Hammerhead tactician

Glacier Borealis

She looks playful until she is already past the bow wave. Glacier Borealis glides through cold openings, slips beyond danger, and turns distance into advantage.

Arctic outrider

Fang

He is a gentle giant with a stone face and a reef guardian's patience. Fang looks fearsome enough to guard a cave, but he would rather take the safe bite and wait for the right opening.

Gentle giant

Octavius Indigo

He is beautiful danger in a small blue warning ring.
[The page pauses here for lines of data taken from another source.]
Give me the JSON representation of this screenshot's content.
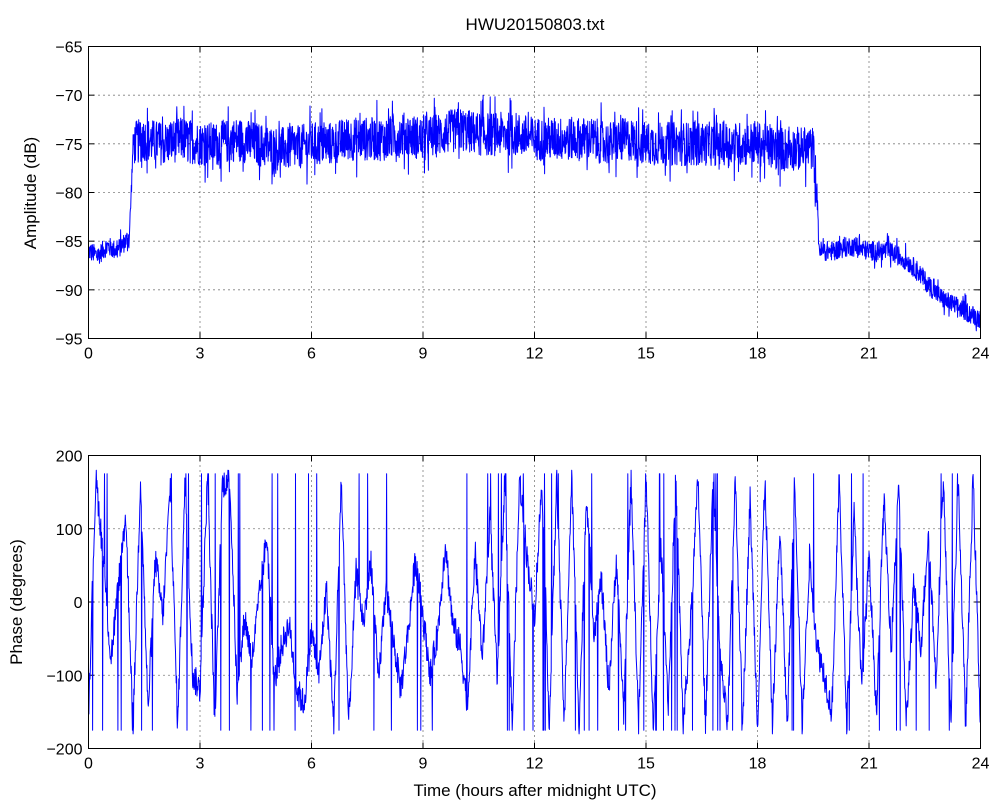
{
  "chart_data": [
    {
      "type": "line",
      "title": "HWU20150803.txt",
      "xlabel": "",
      "ylabel": "Amplitude (dB)",
      "xlim": [
        0,
        24
      ],
      "ylim": [
        -95,
        -65
      ],
      "xticks": [
        0,
        3,
        6,
        9,
        12,
        15,
        18,
        21,
        24
      ],
      "xtick_labels": [
        "0",
        "3",
        "6",
        "9",
        "12",
        "15",
        "18",
        "21",
        "24"
      ],
      "yticks": [
        -95,
        -90,
        -85,
        -80,
        -75,
        -70,
        -65
      ],
      "ytick_labels": [
        "−95",
        "−90",
        "−85",
        "−80",
        "−75",
        "−70",
        "−65"
      ],
      "grid": true,
      "line_color": "#0000ff",
      "series": [
        {
          "x": [
            0,
            0.25,
            0.5,
            0.75,
            1.0,
            1.1,
            1.15,
            1.2,
            1.5,
            2,
            2.5,
            3,
            3.5,
            4,
            4.5,
            5,
            5.5,
            6,
            6.5,
            7,
            7.5,
            8,
            8.5,
            9,
            9.5,
            10,
            10.5,
            11,
            11.5,
            12,
            12.5,
            13,
            13.5,
            14,
            14.5,
            15,
            15.5,
            16,
            16.5,
            17,
            17.5,
            18,
            18.5,
            19,
            19.5,
            19.6,
            19.65,
            19.7,
            20,
            20.5,
            21,
            21.5,
            21.8,
            22,
            22.3,
            22.6,
            23,
            23.5,
            24
          ],
          "y": [
            -86,
            -86.5,
            -85.5,
            -86,
            -85,
            -84.5,
            -80,
            -75,
            -74.5,
            -75,
            -74.5,
            -75,
            -75,
            -74.5,
            -75,
            -75.5,
            -75.5,
            -75,
            -75,
            -74.5,
            -74.5,
            -74.5,
            -74,
            -74.5,
            -74,
            -73.5,
            -74,
            -74,
            -74,
            -74.5,
            -74.5,
            -74.5,
            -74.5,
            -75,
            -74.5,
            -75,
            -75,
            -75,
            -75,
            -75,
            -75,
            -75,
            -75.5,
            -75.5,
            -75.5,
            -80,
            -85.5,
            -86,
            -86,
            -85.5,
            -86,
            -86,
            -86.5,
            -87,
            -88,
            -89.5,
            -91,
            -92,
            -93
          ]
        }
      ]
    },
    {
      "type": "line",
      "title": "",
      "xlabel": "Time (hours after midnight UTC)",
      "ylabel": "Phase (degrees)",
      "xlim": [
        0,
        24
      ],
      "ylim": [
        -200,
        200
      ],
      "xticks": [
        0,
        3,
        6,
        9,
        12,
        15,
        18,
        21,
        24
      ],
      "xtick_labels": [
        "0",
        "3",
        "6",
        "9",
        "12",
        "15",
        "18",
        "21",
        "24"
      ],
      "yticks": [
        -200,
        -100,
        0,
        100,
        200
      ],
      "ytick_labels": [
        "−200",
        "−100",
        "0",
        "100",
        "200"
      ],
      "grid": true,
      "line_color": "#0000ff",
      "series": [
        {
          "x": [
            0,
            0.2,
            0.4,
            0.6,
            0.8,
            1.0,
            1.2,
            1.4,
            1.6,
            1.8,
            2.0,
            2.2,
            2.4,
            2.6,
            2.8,
            3.0,
            3.2,
            3.4,
            3.6,
            3.8,
            4.0,
            4.2,
            4.4,
            4.6,
            4.8,
            5.0,
            5.2,
            5.4,
            5.6,
            5.8,
            6.0,
            6.2,
            6.4,
            6.6,
            6.8,
            7.0,
            7.2,
            7.4,
            7.6,
            7.8,
            8.0,
            8.2,
            8.4,
            8.6,
            8.8,
            9.0,
            9.2,
            9.4,
            9.6,
            9.8,
            10.0,
            10.2,
            10.4,
            10.6,
            10.8,
            11.0,
            11.2,
            11.4,
            11.6,
            11.8,
            12.0,
            12.2,
            12.4,
            12.6,
            12.8,
            13.0,
            13.2,
            13.4,
            13.6,
            13.8,
            14.0,
            14.2,
            14.4,
            14.6,
            14.8,
            15.0,
            15.2,
            15.4,
            15.6,
            15.8,
            16.0,
            16.2,
            16.4,
            16.6,
            16.8,
            17.0,
            17.2,
            17.4,
            17.6,
            17.8,
            18.0,
            18.2,
            18.4,
            18.6,
            18.8,
            19.0,
            19.2,
            19.4,
            19.6,
            19.8,
            20.0,
            20.2,
            20.4,
            20.6,
            20.8,
            21.0,
            21.2,
            21.4,
            21.6,
            21.8,
            22.0,
            22.2,
            22.4,
            22.6,
            22.8,
            23.0,
            23.2,
            23.4,
            23.6,
            23.8,
            24.0
          ],
          "y": [
            -150,
            170,
            60,
            -80,
            20,
            120,
            -170,
            170,
            -150,
            60,
            -20,
            160,
            -170,
            170,
            -100,
            -120,
            170,
            -170,
            160,
            170,
            -130,
            -20,
            -80,
            10,
            90,
            -110,
            -60,
            -30,
            -120,
            -140,
            -40,
            -100,
            20,
            -170,
            170,
            -170,
            40,
            -30,
            60,
            -110,
            20,
            -50,
            -120,
            -40,
            60,
            -20,
            -100,
            -40,
            80,
            -30,
            -60,
            -140,
            70,
            -80,
            120,
            -110,
            170,
            -170,
            170,
            60,
            -20,
            170,
            -170,
            170,
            -170,
            170,
            -170,
            150,
            -40,
            30,
            -120,
            60,
            -150,
            170,
            -170,
            170,
            -170,
            80,
            -140,
            170,
            -170,
            -30,
            170,
            -170,
            170,
            -80,
            -170,
            170,
            -170,
            140,
            -170,
            170,
            -170,
            100,
            -170,
            170,
            -170,
            60,
            -60,
            -100,
            -150,
            170,
            -170,
            120,
            -120,
            60,
            -150,
            140,
            -60,
            170,
            -170,
            20,
            -60,
            100,
            -110,
            170,
            -170,
            170,
            -170,
            170,
            -170
          ]
        }
      ]
    }
  ]
}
Octavius Indigo lays quiet traps, marks the safe-looking paths, and lets the opponent discover too late which sockets were poisoned.

Blue-ring trapper

Spectrum Pistolero

He is the flash strike: brilliant, compact, and violently quick. Spectrum Pistolero fires at weak sockets, cracks positions open, and tries to win before anyone can pull the fight out of range.

Flash striker

Silver Kahuna

She is the last tide. Silver Kahuna stays relaxed until the whole board begins to flow her way, then she swims beyond the striker's reach and closes the reef behind her.

Final tide

Strategy snapshot

Set and spike

Use the first action to create an opportunity and the second to claim it before anyone else can interfere.

Growth control

Place tets to decide where the board can expand, or use corner tokens to block expansion from key faces.

Volume before vanity

A path is useful, but a sub or whole tet can outweigh several small local gains.

Adaptive forecasting

The strongest play often comes from seeing how today's tet changes the next several turns.

Where the project is now

Current: Alpha Warren tuning

Refining the first Rabbots, testing personality logic, improving game records, and documenting how tokens, paths, subs, and whole-tet captures work.

Next: broader multiplayer shape

Continuing toward richer human, Rabbot, and mixed-player matches, with better help, clearer records, and stronger Warren editing tools.